C’est dans ces conditions que le président Abdel Fattah Al-Sissi est reçu à Paris, notamment par Emmanuel Macron. Sans doute, comme lors de sa visite au Caire, fin janvier 2019, le président français abordera-t-il le dossier des prisonniers politiques. Que ce soit celui d’un des pionniers du mouvement du 25-Janvier, Alaa Abdel Fattah ou celui de Rami Shaath, coordinateur en Égypte du mouvement BDS (Boycott, désinvestissement, sanctions) contre Israël et marié à une citoyenne française. La libération récente des responsables de l’Initiative égyptienne pour les droits personnels (Egyptian Initiative for Personal Rights, EIPR) montre que, contrairement à ce que prétendent les autorités du Caire, les pressions paient. Encore faut-il faire preuve de détermination, ce qui n’est le cas ni de la France ni de ses alliés de l’Union européenne, qui disposent pourtant de nombreux outils pour faire pression, qu’ils ne manquent pas d’utiliser le cas échéant contre la Russie, la Chine ou le Venezuela.

Un rempart contre le terrorisme ?

Mesure-t-on ce que signifie une collusion avec ce régime qui piétine les valeurs de démocratie, au premier rang desquels la liberté d’expression dont la France se prétend la championne ? Quand le ministre des affaires étrangères Jean-Yves Le Drian se rend au Caire pour y défendre la vision française de « la liberté d’expression », réalise-t-il l’ironie d’une telle prise de position dans un pays où la moindre remarque irrespectueuse sur les réseaux sociaux peut conduire au bagne, situation dont il ne dit mot ?

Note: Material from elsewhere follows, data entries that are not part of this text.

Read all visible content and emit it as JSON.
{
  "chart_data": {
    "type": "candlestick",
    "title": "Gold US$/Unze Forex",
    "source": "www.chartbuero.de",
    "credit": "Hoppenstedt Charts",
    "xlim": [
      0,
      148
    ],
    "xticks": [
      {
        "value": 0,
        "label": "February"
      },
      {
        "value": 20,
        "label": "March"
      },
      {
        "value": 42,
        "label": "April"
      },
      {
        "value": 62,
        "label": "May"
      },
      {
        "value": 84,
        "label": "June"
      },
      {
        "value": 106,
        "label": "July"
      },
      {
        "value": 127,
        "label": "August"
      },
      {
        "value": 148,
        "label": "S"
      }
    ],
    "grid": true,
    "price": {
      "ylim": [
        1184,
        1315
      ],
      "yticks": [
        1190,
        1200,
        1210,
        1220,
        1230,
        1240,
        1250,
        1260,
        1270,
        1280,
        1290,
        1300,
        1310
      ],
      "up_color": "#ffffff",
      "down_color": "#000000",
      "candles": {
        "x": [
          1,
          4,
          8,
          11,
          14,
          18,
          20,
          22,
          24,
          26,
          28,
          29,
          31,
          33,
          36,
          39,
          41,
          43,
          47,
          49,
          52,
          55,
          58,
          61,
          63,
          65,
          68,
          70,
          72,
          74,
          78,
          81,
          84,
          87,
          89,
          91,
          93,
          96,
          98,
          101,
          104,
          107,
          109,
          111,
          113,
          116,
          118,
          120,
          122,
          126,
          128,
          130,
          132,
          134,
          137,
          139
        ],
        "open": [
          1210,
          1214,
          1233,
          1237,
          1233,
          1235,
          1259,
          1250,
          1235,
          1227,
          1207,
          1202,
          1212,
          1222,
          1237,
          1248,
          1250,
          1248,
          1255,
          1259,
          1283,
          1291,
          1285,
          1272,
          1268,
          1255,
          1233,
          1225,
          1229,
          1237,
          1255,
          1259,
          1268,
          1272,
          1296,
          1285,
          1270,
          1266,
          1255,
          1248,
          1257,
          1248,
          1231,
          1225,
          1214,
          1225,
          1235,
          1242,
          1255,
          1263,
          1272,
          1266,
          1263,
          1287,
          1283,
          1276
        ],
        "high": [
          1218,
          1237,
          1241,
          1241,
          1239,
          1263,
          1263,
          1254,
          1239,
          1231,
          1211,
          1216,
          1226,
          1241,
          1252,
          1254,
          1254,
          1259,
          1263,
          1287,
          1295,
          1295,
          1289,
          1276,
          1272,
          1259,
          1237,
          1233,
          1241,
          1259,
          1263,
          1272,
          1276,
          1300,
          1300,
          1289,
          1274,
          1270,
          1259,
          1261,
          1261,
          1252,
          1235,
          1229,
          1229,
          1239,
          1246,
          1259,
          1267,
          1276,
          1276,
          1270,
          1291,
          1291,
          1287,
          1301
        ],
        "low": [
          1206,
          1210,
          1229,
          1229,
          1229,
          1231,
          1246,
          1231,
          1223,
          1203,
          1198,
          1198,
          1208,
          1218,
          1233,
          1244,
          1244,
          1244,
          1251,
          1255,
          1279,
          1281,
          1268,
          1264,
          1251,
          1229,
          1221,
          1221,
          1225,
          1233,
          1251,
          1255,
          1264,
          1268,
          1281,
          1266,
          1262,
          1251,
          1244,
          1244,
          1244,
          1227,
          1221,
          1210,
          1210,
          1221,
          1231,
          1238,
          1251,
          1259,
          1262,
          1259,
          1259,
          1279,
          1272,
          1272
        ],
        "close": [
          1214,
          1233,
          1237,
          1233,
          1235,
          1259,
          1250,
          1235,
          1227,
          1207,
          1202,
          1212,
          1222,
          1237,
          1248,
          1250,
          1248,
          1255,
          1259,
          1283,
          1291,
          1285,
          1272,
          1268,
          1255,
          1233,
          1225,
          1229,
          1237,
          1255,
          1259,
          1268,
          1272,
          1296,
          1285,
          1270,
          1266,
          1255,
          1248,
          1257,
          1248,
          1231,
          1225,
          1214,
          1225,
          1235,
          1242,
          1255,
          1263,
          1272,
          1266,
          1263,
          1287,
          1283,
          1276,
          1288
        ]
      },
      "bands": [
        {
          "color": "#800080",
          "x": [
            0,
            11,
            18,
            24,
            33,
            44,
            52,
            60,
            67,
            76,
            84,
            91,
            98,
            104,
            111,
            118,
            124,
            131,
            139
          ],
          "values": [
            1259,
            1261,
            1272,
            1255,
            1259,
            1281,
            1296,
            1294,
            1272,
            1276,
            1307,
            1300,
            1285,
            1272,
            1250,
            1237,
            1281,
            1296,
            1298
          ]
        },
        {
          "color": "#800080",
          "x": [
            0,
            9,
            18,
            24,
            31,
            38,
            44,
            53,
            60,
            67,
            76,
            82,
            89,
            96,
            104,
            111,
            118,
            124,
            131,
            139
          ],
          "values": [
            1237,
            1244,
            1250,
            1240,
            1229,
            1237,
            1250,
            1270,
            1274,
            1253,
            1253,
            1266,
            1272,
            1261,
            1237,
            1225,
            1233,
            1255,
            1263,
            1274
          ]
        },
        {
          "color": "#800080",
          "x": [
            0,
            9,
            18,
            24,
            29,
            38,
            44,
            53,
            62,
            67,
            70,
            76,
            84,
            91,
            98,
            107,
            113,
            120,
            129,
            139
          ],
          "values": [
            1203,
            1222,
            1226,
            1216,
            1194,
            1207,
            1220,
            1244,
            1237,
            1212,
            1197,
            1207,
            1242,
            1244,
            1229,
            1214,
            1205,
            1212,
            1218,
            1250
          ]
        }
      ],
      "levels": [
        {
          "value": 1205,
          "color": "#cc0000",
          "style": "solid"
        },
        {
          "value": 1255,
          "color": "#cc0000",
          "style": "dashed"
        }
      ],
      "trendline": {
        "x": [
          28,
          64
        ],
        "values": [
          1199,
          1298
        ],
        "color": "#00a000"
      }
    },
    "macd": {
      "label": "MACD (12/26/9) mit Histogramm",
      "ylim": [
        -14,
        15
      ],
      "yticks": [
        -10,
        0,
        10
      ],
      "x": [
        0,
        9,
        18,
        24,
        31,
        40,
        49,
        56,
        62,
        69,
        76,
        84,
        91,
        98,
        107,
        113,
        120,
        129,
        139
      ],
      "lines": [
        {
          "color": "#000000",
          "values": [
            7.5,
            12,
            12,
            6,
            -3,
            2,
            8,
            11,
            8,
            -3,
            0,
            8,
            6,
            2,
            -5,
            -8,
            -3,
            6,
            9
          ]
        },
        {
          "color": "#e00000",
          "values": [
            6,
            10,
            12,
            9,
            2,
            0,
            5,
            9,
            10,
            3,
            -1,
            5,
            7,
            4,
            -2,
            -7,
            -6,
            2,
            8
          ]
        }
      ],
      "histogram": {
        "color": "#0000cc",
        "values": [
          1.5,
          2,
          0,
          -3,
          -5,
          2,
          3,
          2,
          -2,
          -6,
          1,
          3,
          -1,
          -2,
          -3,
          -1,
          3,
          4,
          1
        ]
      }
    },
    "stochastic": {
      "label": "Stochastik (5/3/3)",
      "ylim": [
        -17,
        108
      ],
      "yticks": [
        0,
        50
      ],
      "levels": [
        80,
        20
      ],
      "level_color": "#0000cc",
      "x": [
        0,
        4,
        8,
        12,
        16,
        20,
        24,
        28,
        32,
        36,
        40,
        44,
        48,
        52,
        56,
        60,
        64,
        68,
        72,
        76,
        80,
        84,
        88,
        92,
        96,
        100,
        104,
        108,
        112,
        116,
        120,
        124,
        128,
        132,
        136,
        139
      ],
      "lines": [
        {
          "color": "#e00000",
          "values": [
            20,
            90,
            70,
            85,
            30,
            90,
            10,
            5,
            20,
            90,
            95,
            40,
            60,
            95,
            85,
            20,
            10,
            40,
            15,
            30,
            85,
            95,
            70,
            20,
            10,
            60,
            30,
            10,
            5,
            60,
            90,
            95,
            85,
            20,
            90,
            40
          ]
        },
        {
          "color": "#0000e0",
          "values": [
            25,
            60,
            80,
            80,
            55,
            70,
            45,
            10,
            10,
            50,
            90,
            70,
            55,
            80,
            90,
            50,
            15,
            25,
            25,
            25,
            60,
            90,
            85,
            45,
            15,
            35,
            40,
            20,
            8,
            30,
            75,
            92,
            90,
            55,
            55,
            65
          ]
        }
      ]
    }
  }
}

Certes, aucun pays ne fonde sa politique étrangère uniquement sur la défense des droits humains et Paris justifie sa relation avec Le Caire par des considérations stratégiques, la nécessaire stabilité de l’Égypte, « un rempart contre le terrorisme », qui permet de justifier les ventes d’armes dont certaines sont utilisées pour la répression interne. Quand Sissi a accédé au pouvoir, le Sinaï était resté une région qui échappait au pouvoir central, bien que relativement calme. Sept ans après le coup d’État militaire du juillet 2013, malgré ses centaines de milliers de soldats, malgré les armes françaises, il n’arrive pas à venir à bout d’une insurrection qui s’est radicalisée et ralliée à l’État islamique.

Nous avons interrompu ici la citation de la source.